You Should Be Drafting: Hamilton Drafting Stool, ca. 1930s

Frank Lloyd Wright at his drafting table, presumably not wanting to risk standing up for fear of losing his seat.

At the turn of the 20th Century, the drafting industry was almost non-existent. But, within a few short years the world shifted its demand for mass produced items and likewise, drawings needed to be produced and duplicated at a rate never seen before.

The Hamilton Company was founded in 1880 by skilled woodworker James Hamilton, and by 1891 the business employed over 200 staff. By 1912 Hamilton was manufacturing steel furniture for printers and expanded into drafting furniture by 1917.

This rare Hamilton stool retains its original hardwood swiveling seat while the steel base, with its aged, military green paint appears almost unbreakable. The lever arm was engineered with incredible precision and lifts/ locks tight without any play. All in all, this dark horse is a comparable drafting stool to even the highly coveted  – and increasingly high priced – Toledo version…
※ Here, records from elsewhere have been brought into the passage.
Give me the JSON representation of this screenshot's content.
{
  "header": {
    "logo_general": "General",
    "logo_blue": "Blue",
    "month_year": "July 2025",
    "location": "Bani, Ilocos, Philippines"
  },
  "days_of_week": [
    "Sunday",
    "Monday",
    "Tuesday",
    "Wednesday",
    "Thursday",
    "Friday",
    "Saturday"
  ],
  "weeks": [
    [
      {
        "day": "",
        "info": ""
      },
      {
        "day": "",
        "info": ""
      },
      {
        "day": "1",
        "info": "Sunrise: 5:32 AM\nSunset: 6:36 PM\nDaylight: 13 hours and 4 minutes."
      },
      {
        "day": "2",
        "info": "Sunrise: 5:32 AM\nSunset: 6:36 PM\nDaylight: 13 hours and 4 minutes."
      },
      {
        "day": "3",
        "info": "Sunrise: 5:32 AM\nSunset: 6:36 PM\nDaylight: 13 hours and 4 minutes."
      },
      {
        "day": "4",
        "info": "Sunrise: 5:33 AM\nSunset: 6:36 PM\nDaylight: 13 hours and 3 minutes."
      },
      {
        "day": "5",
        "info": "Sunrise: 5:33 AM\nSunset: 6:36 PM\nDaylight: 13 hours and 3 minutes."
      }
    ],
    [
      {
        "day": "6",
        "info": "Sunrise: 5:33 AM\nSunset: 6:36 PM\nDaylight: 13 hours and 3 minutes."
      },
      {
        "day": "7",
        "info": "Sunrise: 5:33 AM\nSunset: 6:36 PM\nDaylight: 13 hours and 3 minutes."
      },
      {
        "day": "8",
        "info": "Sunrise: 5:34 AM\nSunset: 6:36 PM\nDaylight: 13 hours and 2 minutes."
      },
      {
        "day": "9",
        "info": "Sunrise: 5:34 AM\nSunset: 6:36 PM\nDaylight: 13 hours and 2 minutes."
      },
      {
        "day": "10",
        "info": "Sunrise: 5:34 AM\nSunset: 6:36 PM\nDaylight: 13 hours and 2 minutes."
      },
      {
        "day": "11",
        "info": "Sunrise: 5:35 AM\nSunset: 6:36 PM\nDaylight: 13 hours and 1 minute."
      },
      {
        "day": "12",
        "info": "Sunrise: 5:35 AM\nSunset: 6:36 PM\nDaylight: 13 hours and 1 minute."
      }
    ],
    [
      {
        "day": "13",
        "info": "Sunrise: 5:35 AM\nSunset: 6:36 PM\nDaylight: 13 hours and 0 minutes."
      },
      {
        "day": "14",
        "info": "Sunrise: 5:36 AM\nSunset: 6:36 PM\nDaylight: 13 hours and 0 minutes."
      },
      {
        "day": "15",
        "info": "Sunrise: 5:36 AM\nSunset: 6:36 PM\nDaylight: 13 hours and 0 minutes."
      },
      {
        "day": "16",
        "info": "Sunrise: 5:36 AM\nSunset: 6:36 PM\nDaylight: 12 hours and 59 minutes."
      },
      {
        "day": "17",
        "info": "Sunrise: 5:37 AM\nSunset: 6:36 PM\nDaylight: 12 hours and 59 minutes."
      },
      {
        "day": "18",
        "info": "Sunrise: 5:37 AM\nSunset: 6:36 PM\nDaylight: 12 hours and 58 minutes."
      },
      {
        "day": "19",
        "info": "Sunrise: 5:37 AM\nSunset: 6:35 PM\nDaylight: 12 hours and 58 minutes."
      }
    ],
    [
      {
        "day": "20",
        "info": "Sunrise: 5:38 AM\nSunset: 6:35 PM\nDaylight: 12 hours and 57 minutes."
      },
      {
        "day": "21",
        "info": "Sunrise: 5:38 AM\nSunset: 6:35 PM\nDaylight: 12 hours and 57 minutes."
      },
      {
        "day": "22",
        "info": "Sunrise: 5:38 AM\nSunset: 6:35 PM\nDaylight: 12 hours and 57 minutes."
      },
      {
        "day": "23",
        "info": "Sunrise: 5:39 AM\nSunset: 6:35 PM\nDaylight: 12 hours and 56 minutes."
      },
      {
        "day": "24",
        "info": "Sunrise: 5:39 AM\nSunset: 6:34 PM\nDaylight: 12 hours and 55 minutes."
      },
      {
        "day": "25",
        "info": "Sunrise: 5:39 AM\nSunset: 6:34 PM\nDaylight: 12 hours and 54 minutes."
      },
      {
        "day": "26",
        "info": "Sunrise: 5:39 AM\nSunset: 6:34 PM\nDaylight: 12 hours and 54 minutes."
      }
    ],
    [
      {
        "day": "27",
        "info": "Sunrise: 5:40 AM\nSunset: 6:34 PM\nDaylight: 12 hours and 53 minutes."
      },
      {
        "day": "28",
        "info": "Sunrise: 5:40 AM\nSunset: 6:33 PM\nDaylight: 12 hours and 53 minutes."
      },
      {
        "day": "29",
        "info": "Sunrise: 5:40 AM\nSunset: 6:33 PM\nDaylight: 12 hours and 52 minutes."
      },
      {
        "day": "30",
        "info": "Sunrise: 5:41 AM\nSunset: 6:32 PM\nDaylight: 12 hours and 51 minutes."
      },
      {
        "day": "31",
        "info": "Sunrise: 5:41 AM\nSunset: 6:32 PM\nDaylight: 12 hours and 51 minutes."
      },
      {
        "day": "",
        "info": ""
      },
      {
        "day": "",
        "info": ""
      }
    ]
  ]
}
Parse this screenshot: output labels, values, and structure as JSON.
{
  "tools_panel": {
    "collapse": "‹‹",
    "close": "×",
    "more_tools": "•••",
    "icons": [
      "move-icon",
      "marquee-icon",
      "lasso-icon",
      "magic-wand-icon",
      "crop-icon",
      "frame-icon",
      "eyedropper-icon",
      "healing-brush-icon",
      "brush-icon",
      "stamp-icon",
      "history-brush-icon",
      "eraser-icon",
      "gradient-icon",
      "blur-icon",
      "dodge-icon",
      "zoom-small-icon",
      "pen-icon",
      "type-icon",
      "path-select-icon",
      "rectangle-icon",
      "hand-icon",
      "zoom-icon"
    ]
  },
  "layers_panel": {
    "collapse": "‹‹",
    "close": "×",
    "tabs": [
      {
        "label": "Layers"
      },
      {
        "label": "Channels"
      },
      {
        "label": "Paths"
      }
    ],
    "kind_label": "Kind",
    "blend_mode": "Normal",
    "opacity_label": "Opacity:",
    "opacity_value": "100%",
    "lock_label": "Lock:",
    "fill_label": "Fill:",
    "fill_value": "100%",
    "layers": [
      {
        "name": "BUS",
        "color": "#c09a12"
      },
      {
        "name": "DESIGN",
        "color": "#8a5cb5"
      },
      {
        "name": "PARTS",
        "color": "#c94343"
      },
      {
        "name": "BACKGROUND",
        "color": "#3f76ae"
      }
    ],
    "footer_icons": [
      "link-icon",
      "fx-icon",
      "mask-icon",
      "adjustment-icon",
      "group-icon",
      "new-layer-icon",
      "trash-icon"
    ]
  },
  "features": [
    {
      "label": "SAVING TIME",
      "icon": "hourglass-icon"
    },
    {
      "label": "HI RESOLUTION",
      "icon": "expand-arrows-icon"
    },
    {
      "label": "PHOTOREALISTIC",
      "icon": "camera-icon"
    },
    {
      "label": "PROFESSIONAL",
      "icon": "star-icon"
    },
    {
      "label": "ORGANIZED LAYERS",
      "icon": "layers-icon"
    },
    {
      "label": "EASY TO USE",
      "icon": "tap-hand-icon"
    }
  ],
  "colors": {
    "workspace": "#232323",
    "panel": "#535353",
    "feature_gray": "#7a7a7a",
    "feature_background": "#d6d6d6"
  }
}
One response to “You Should Be Drafting: Hamilton Drafting Stool, ca. 1930s

  1. Nice stool. I ran across a Dietzgen portable drafting table yesterday, picked it up…and put it back….remorseful. Now I think of what a great table top it could’ve made. Rrrrr. I did leave with a great antique beveled mirror with a rough wooden frame though. Living and learning, that’s what it’s all about (or maybe it’s the Hokey Pokey).